NU Online News Service, July 6, 1:13 p.m. – Cerulli Associates, Boston, says foreign investment companies may have a tough time profiting from Japan’s shift toward “defined contribution” retirement plans.

Today, most Japanese pension plans are traditional defined benefit plans. The employer sets benefit goals and arranges contributions and investments accordingly.

The Japanese government is now talking about permitting 401(k)-style defined contribution plans.

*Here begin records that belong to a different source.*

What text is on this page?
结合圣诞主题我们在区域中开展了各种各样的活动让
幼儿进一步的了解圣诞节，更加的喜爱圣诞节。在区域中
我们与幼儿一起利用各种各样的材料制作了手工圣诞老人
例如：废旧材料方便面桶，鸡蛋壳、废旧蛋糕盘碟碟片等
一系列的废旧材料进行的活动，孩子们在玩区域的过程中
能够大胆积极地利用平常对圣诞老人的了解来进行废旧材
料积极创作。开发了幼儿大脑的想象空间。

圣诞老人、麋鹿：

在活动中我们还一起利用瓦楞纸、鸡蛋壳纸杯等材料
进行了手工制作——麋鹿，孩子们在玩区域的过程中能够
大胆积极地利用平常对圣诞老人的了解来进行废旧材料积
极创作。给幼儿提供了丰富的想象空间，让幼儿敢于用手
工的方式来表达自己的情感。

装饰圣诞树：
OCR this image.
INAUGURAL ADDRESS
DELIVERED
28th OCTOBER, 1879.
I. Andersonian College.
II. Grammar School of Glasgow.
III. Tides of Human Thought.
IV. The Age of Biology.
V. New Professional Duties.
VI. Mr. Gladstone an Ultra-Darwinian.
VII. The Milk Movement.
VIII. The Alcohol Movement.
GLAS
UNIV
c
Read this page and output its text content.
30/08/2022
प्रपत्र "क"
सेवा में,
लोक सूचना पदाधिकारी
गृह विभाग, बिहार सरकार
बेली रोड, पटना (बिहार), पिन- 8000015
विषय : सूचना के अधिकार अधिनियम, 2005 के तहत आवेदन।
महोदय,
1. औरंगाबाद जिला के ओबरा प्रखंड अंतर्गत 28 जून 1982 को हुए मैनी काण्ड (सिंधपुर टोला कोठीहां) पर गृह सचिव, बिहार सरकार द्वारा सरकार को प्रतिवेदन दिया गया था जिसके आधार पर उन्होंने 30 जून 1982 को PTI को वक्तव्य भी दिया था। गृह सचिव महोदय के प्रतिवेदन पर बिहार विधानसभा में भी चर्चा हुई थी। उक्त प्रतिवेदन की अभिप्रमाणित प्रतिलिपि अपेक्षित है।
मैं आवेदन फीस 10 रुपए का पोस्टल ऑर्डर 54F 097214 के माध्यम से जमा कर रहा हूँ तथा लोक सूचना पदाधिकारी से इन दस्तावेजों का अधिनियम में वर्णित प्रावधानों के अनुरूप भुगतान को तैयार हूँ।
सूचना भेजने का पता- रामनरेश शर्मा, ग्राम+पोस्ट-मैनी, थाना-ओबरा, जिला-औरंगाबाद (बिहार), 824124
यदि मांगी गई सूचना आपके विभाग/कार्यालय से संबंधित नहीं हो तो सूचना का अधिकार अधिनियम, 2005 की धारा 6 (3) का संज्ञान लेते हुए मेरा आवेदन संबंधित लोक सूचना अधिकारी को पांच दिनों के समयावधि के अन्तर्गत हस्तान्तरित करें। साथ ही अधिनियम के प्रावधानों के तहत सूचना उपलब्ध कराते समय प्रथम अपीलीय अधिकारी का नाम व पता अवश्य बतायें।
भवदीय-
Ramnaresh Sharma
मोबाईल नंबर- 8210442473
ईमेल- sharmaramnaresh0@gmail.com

An employer would contribute a set amount, and the benefits would depend on the plan’s investment performance.

Japan faces severe pressure to shift to the defined contribution approach, because its economic slump has hit traditional pension plans hard, according to a new Cerulli report on the global retirement services market.

Japanese defined benefit pension plans lost about 9% of their assets in the fiscal year that ended in March, and 29 defined benefit pension plans collapsed, Cerulli analysts note.

But Japanese employers are unlikely to shift the equivalent of more than $42 billion into defined contribution plans over the first three years after the pension laws change, and 75% of the new money will probably flow into principal-guaranteed products offered by domestic banks and insurers, the analysts predict.

On the other hand, the analysts write, the introduction of 401(k)-style shoulds should help foreign and domestic investment companies by increasing Japanese citizens’ awareness of investment issues.